Is caching works with other entity processor like SolrEntityprocessor?

On Fri 12 Apr, 2019, 3:10 PM Srinivas Kashyap, <srini...@bamboorose.com>
wrote:

> Hi Shawn/Mikhail Khludnev,
>
> I was going through Jira  https://issues.apache.org/jira/browse/SOLR-4799
> and see, I can do my intended activity by specifying zipper.
>
> I tried doing it, however I'm getting error as below:
>
> Caused by: org.apache.solr.handler.dataimport.DataImportHandlerException:
> java.lang.IllegalArgumentException: expect increasing foreign keys for
> Relation CHILD_KEY=PARENT.PARENT_KEY got: QA-HQ008880,HQ011782
> at
> org.apache.solr.handler.dataimport.DataImportHandlerException.wrapAndThrow(DataImportHandlerException.java:62)
> at
> org.apache.solr.handler.dataimport.EntityProcessorWrapper.nextRow(EntityProcessorWrapper.java:246)
> at
> org.apache.solr.handler.dataimport.DocBuilder.buildDocument(DocBuilder.java:475)
> at
> org.apache.solr.handler.dataimport.DocBuilder.buildDocument(DocBuilder.java:514)
> at
> org.apache.solr.handler.dataimport.DocBuilder.buildDocument(DocBuilder.java:414)
> ... 5 more
> Caused by: java.lang.IllegalArgumentException: expect increasing foreign
> keys for Relation CHILD_KEY=PARENT.PARENT_KEY got: QA-HQ008880,HQ011782
> at
> org.apache.solr.handler.dataimport.Zipper.supplyNextChild(Zipper.java:70)
> at
> org.apache.solr.handler.dataimport.EntityProcessorBase.getNext(EntityProcessorBase.java:126)
> at
> org.apache.solr.handler.dataimport.SqlEntityProcessor.nextRow(SqlEntityProcessor.java:74)
> at
> org.apache.solr.handler.dataimport.EntityProcessorWrapper.nextRow(EntityProcessorWrapper.java:243)
>
>
> Below is my dih config:
>
>
> <entity name="PARENT" pk="PQRS"
>                                                 query="SELECT
> PQRS,PARENT_KEY,L,M,N,O FROM DEF order by PARENT_KEY DESC"

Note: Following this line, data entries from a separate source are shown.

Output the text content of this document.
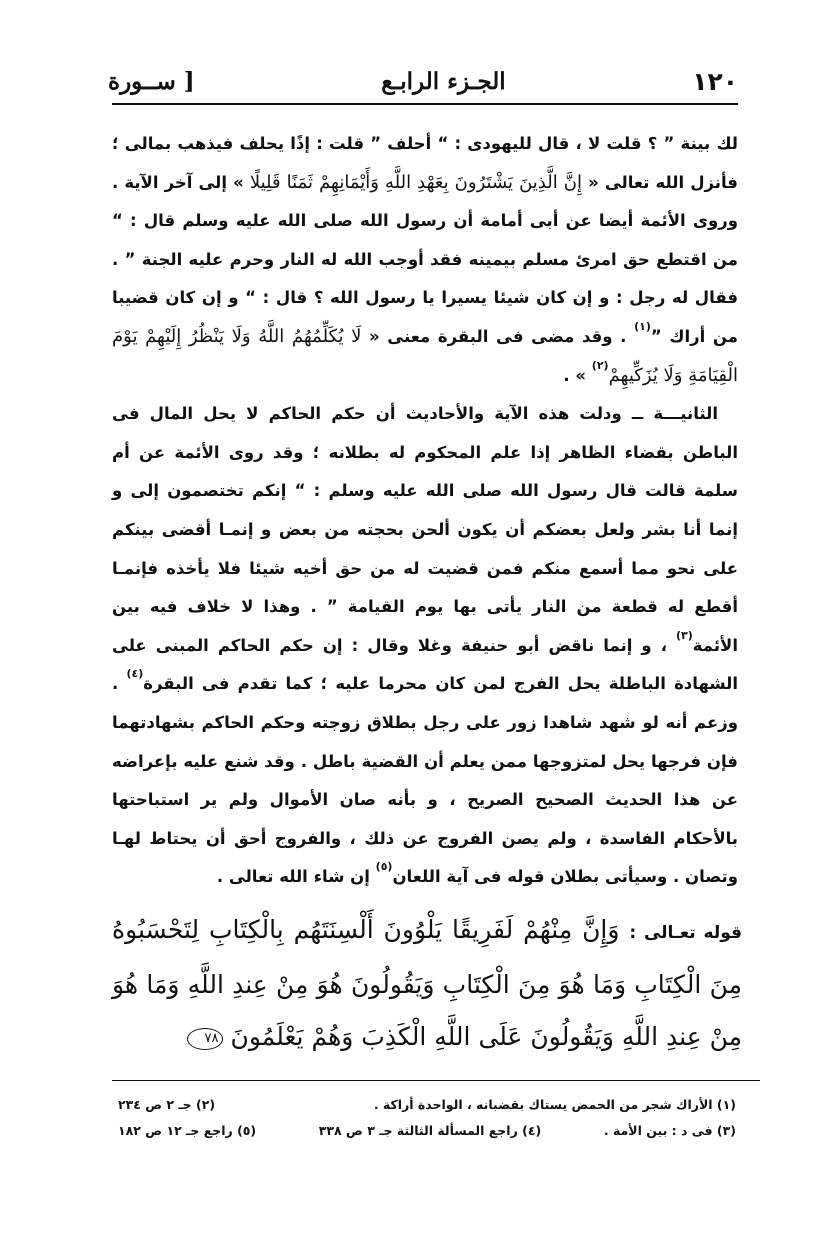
١٢٠
الجـزء الرابـع
[ ســورة

لك بينة ” ؟ قلت لا ، قال لليهودى : “ أحلف ” قلت : إذًا يحلف فيذهب بمالى ؛ فأنزل الله تعالى « إِنَّ الَّذِينَ يَشْتَرُونَ بِعَهْدِ اللَّهِ وَأَيْمَانِهِمْ ثَمَنًا قَلِيلًا » إلى آخر الآية . وروى الأئمة أيضا عن أبى أمامة أن رسول الله صلى الله عليه وسلم قال : “ من اقتطع حق امرئ مسلم بيمينه فقد أوجب الله له النار وحرم عليه الجنة ” . فقال له رجل : و إن كان شيئا يسيرا يا رسول الله ؟ قال : “ و إن كان قضيبا من أراك ”$^{(١)}$ . وقد مضى فى البقرة معنى « لَا يُكَلِّمُهُمُ اللَّهُ وَلَا يَنْظُرُ إِلَيْهِمْ يَوْمَ الْقِيَامَةِ وَلَا يُزَكِّيهِمْ$^{(٢)}$ » .

الثانيـــة ــ ودلت هذه الآية والأحاديث أن حكم الحاكم لا يحل المال فى الباطن بقضاء الظاهر إذا علم المحكوم له بطلانه ؛ وقد روى الأئمة عن أم سلمة قالت قال رسول الله صلى الله عليه وسلم : “ إنكم تختصمون إلى و إنما أنا بشر ولعل بعضكم أن يكون ألحن بحجته من بعض و إنمـا أقضى بينكم على نحو مما أسمع منكم فمن قضيت له من حق أخيه شيئا فلا يأخذه فإنمـا أقطع له قطعة من النار يأتى بها يوم القيامة ” . وهذا لا خلاف فيه بين الأئمة$^{(٣)}$ ، و إنما ناقض أبو حنيفة وغلا وقال : إن حكم الحاكم المبنى على الشهادة الباطلة يحل الفرج لمن كان محرما عليه ؛ كما تقدم فى البقرة$^{(٤)}$ . وزعم أنه لو شهد شاهدا زور على رجل بطلاق زوجته وحكم الحاكم بشهادتهما فإن فرجها يحل لمتزوجها ممن يعلم أن القضية باطل . وقد شنع عليه بإعراضه عن هذا الحديث الصحيح الصريح ، و بأنه صان الأموال ولم ير استباحتها بالأحكام الفاسدة ، ولم يصن الفروج عن ذلك ، والفروج أحق أن يحتاط لهـا وتصان . وسيأتى بطلان قوله فى آية اللعان$^{(٥)}$ إن شاء الله تعالى .

قوله تعـالى : وَإِنَّ مِنْهُمْ لَفَرِيقًا يَلْوُونَ أَلْسِنَتَهُم بِالْكِتَابِ لِتَحْسَبُوهُ مِنَ الْكِتَابِ وَمَا هُوَ مِنَ الْكِتَابِ وَيَقُولُونَ هُوَ مِنْ عِندِ اللَّهِ وَمَا هُوَ مِنْ عِندِ اللَّهِ وَيَقُولُونَ عَلَى اللَّهِ الْكَذِبَ وَهُمْ يَعْلَمُونَ ٧٨
(١) الأراك شجر من الحمض يستاك بقضبانه ، الواحدة أراكة .
(٢) جـ ٢ ص ٢٣٤
(٣) فى د : بين الأمة .
(٤) راجع المسألة الثالثة جـ ٣ ص ٣٣٨
(٥) راجع جـ ١٢ ص ١٨٢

>                                                 >
>
>                                                 <field name="L" column="L"
> />
>                                                 <field name="M" column="M"
> />
>                                                 <field name="N" column="N"
> />
>
>                                                 <entity
> name="childentity1" pk="PQRS"
>
> query="SELECT A,B,C,D,E,F,CHILD_KEY,MODIFY_TS FROM ABC ORDER BY CHILD_KEY
> DESC"
>
> processor="SqlEntityProcessor" join="zipper" where="CHILD_KEY=
> PARENT.PARENT_KEY"
>                                                                 >
>
>                                                                 <field
> name="A" column="A" />
>                                                                 <field
> name="B" column="B" />
>                                                 </entity>
>
>
> Thanks and Regards,
> Srinivas Kashyap
>
> -----Original Message-----
> From: Shawn Heisey <apa...@elyograg.org>
> Sent: 09 April 2019 01:27 PM
> To: solr-user@lucene.apache.org
> Subject: Re: Sql entity processor sortedmapbackedcache out of memory issue
>
> On 4/8/2019 11:47 PM, Srinivas Kashyap wrote:
> > I'm using DIH to index the data and the structure of the DIH is like
> below for solr core:
> >
> > <entity>
> > 16 child entities
> > </entity>
> >
> > During indexing, since the number of requests being made to database was
> high(to process one document 17 queries) and was utilizing most of
> connections of database thereby blocking our web application.
>
> If you have 17 entities, then one document will indeed take 17 queries.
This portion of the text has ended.